N2O と CH4 の排出量の場合は、計算はビークルのタイプ、すなわちオンロード (乗用車、トラック、またはバス) またはノンロード (建設または農業用機器、フォークリフト、船舶、ボート、鉄道車両、または航空機) かによって決定されます。

オンロード ビークルの N2O と CH4 排出量計算

オンロード ビークルの場合は、次の式を使用して N2O および CH4 排出量を計算します。

排出量 = 距離 × EF4

この式の説明を以下に示します。

  • 排出量 = 排出される CH4 または N2 の質量
  • 距離 = ビークルが移動した距離
  • EF4 = 距離単位あたりの CH4 または N2O の排出係数

ノンロード ビークルの N2O と CH4 排出量計算

ノンロード ビークルの場合は、次の式を使用して N2O および CH4 排出量を計算します。

排出量 = 燃料 × EF5

この式の説明を以下に示します。

  • 排出量 = 排出される CH4 または N2 の質量
  • 燃料 = 燃焼する燃料の体積
  • EF5 = 体積単位あたりの CH4 または N2O の排出係数

排出係数の詳細については、このセクションの冒頭で提供した EPA 参照ドキュメントの付録 A をご覧ください。

漏えい排出

Microsoft Sustainability Manager は、EPA の方法論に従って、スクリーニング方法を使用して、冷凍、空調、および消火設備からのスコープ 1 漏えい排出量を推定します。 排出量が計算された後、関連する冷媒の地球温暖化係数 (GWP) がその排出量に乗じられます。 次の EPA 参照ドキュメントの表で、さまざまな冷媒の GWP を見つけることができます。

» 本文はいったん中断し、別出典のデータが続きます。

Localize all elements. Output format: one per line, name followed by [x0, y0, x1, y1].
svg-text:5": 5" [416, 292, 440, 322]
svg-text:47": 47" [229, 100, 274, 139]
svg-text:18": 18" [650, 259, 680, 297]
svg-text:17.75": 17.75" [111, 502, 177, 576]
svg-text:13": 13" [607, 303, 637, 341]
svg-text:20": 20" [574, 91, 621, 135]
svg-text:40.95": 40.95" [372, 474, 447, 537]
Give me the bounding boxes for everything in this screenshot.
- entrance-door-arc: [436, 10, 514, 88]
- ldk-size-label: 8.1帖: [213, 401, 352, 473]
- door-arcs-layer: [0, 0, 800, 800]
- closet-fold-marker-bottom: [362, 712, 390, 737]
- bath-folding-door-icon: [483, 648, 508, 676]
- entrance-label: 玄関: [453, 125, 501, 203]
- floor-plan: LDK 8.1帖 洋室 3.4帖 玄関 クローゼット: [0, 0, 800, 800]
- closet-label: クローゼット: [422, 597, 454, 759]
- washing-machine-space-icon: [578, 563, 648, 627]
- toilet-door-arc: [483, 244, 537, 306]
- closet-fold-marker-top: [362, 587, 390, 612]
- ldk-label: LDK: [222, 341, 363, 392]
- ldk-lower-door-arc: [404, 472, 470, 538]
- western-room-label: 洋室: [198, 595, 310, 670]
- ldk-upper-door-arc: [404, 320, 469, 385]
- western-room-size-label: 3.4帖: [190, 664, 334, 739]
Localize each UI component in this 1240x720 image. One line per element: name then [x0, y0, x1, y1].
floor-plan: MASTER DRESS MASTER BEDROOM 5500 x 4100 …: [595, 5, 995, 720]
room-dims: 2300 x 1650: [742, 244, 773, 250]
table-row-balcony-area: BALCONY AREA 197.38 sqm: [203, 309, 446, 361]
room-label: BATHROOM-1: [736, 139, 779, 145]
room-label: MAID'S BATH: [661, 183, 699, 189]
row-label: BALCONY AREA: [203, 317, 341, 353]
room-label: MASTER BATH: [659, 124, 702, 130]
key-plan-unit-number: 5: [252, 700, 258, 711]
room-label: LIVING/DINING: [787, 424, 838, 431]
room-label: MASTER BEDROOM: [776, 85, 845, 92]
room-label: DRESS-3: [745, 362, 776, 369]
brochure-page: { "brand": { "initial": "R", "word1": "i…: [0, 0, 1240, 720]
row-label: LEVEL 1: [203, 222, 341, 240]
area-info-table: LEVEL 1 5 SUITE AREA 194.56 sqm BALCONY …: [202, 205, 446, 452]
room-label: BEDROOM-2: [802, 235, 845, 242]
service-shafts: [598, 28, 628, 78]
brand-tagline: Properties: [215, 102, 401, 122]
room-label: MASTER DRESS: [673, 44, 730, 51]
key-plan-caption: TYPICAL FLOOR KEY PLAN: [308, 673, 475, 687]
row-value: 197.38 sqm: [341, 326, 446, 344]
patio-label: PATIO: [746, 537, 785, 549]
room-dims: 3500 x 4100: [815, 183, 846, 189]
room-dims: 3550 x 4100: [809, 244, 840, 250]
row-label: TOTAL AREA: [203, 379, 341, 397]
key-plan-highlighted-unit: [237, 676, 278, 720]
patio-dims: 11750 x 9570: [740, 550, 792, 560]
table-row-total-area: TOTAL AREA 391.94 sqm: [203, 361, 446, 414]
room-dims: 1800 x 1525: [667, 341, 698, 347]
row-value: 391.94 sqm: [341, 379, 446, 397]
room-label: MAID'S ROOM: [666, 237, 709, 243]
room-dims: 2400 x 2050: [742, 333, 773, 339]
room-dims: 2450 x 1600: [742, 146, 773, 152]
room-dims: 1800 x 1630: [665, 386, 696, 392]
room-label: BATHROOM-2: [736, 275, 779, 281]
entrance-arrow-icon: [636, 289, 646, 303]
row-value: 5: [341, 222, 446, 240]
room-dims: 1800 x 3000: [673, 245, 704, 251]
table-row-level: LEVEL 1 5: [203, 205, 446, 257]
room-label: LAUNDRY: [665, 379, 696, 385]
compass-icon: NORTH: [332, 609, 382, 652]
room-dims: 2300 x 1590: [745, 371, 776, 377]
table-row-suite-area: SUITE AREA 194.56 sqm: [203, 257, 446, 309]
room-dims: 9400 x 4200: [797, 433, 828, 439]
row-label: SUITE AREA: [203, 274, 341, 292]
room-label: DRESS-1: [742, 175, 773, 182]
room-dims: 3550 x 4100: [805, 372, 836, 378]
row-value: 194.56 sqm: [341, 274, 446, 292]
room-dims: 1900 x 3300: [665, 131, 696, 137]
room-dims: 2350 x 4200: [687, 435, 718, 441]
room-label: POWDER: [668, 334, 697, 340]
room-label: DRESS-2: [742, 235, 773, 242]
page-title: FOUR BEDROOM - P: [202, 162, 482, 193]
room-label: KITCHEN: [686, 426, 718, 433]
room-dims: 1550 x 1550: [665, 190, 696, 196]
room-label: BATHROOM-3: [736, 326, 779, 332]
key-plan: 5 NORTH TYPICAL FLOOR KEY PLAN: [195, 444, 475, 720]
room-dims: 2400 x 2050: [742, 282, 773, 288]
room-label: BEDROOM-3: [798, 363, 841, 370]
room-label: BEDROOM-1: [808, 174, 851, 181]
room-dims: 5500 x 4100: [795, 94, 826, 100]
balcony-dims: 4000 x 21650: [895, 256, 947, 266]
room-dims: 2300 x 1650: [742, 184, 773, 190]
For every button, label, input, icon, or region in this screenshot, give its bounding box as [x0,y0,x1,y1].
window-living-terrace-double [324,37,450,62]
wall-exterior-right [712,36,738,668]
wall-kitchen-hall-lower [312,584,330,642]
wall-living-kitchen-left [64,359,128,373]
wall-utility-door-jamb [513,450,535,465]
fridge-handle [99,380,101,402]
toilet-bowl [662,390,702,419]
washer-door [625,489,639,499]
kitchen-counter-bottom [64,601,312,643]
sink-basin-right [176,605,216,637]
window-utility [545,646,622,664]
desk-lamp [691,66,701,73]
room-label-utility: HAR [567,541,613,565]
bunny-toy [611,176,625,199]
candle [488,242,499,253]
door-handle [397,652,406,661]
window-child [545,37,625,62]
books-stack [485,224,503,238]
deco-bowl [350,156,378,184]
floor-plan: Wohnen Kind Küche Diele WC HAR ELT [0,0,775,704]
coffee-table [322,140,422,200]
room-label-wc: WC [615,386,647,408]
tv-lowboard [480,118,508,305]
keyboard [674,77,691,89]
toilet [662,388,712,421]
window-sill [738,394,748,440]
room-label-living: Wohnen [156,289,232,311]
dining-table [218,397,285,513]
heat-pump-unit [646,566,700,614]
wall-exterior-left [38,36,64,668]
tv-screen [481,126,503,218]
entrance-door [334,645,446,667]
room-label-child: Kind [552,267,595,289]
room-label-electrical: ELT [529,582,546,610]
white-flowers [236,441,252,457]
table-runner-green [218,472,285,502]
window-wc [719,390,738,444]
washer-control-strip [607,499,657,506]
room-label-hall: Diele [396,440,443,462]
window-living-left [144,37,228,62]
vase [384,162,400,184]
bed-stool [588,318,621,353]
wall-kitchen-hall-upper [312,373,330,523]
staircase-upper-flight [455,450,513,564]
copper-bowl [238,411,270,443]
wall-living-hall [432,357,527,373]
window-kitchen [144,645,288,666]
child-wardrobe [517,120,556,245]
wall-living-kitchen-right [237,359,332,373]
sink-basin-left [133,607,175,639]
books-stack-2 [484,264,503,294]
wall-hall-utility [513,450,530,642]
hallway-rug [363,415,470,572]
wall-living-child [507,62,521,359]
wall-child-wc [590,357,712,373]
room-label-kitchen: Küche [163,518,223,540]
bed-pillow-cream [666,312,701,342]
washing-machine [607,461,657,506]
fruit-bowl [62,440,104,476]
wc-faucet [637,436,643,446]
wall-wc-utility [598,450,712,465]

EPA 参照ドキュメント: 温室効果ガス目録ガイダンス: 冷凍、空調、消火、および工業用ガスからの直接漏えい (EPA.gov)

スクリーニング方法

スクリーニング方法は、機器固有の排出係数によって異なります。 したがって、冷凍および空調設備用のスクリーニング方法と、消火設備用のスクリーニング方法があります。 この方法には不確実性があるため、漏えい排出が重要であると判断した場合、組織は他の方法のいずれかを使用する必要があります。

冷凍および空調設備

式 1: 設置による推定排出量

次の式は、冷凍および空調設備の設置による排出量を推定するために使用されます。

設置による排出 = CN × (k ÷ 100)

この式の説明を以下に示します。

  • CN = 新しい機器に充填された冷媒の量
  • k = 充填された量のパーセンテージとしての組立て損失
式 2: 稼動による推定排出量

次の式は、冷凍および空調設備の稼動による排出量を推定するために使用されます。

稼動による排出 = C × (x ÷ 100) × T

この式の説明を以下に示します。

  • C = 機器の冷媒容量
  • x = 容量のパーセンテージとしての年間漏れ率
  • T = レポート期間中に機器が使用された年数 (たとえば、T は、機器がレポート期間の半分で使用され、その後廃棄された場合、0.5 に相当します)。
式 3: 廃棄による推定排出量

次の式は、冷凍および空調設備の廃棄による排出量を推定するために使用されます。

廃棄による排出量 = CD × (y ÷ 100) × (1 – z ÷ 100)

この式の説明を以下に示します。

  • CD = 廃棄する機器の冷媒容量
  • y = 廃棄時に残存する容量のパーセント
  • z = 回収された冷媒のパーセント

消火設備

固定システムからの排出量は、各ガスのユニットの総容量の 2.5% (0.025) であると想定されています。 可搬式機器からの排出量は、各ガスのユニットの総容量の 3.5% (0.035) であると想定されています。